Autophagy is a conserved cellular process whereby long-lived and aggregated proteins, as well as excess and damaged organelles are targeted by a double membrane vesicle or autophagosome for elimination. Basal autophagic activity is present in all cells and plays a homeostatic role, allowing the use of basic molecular components (amino acids) as building blocks or energy source.
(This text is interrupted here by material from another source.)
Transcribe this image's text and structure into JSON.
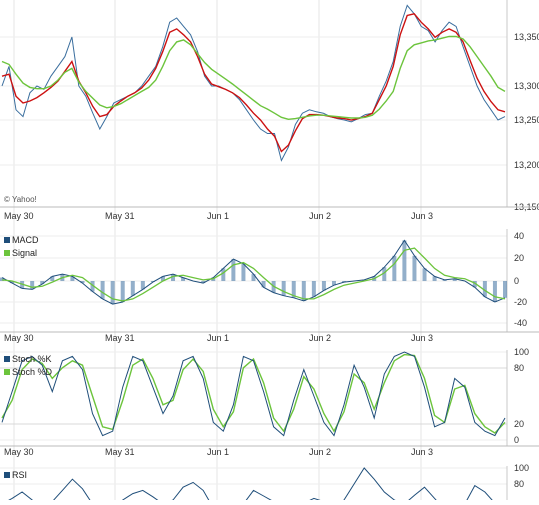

Physiologically, autophagy plays critical roles during organismal development and immune response, by regulating growth and cooperating with the adaptive immune system. In disease states, such as neurodegenerative conditions, inefficient autophagic activity leads to the accumulation of abnormal proteins and formation of intracellular aggregates. Autophagy provides a mechanism to battle and eliminate infectious pathogens. In cancer, autophagy plays a role promoting or inhibiting tumor growth in a system and stage dependent manner.


Read Our White Paper on Autophagy in Neurodegenerative Diseases


Types of Autophagy


Macroautophagy: Cytosolic components are sequestered within a double membrane organelle or autophagosome. Fusion of autophagosomes with lysosomes forms the autolysosome, where degradation of cytosolic components occurs. Hereafter, macroautophagy is referred to as autophagy.

Microautophagy: Lysosomes directly engulf cytosolic components via lysosomal membrane invagination.

Chaperone-Mediated Autophagy: Chaperone proteins (e.g., heat shock cognate 70 protein; HSC-70) interact with cytosolic proteins destined for degradation. This complex is recognized by a lysosomal-associated membrane protein-2A (LAMP-2A), resulting in the translocation of the unfolded cytosolic protein into the lysosome.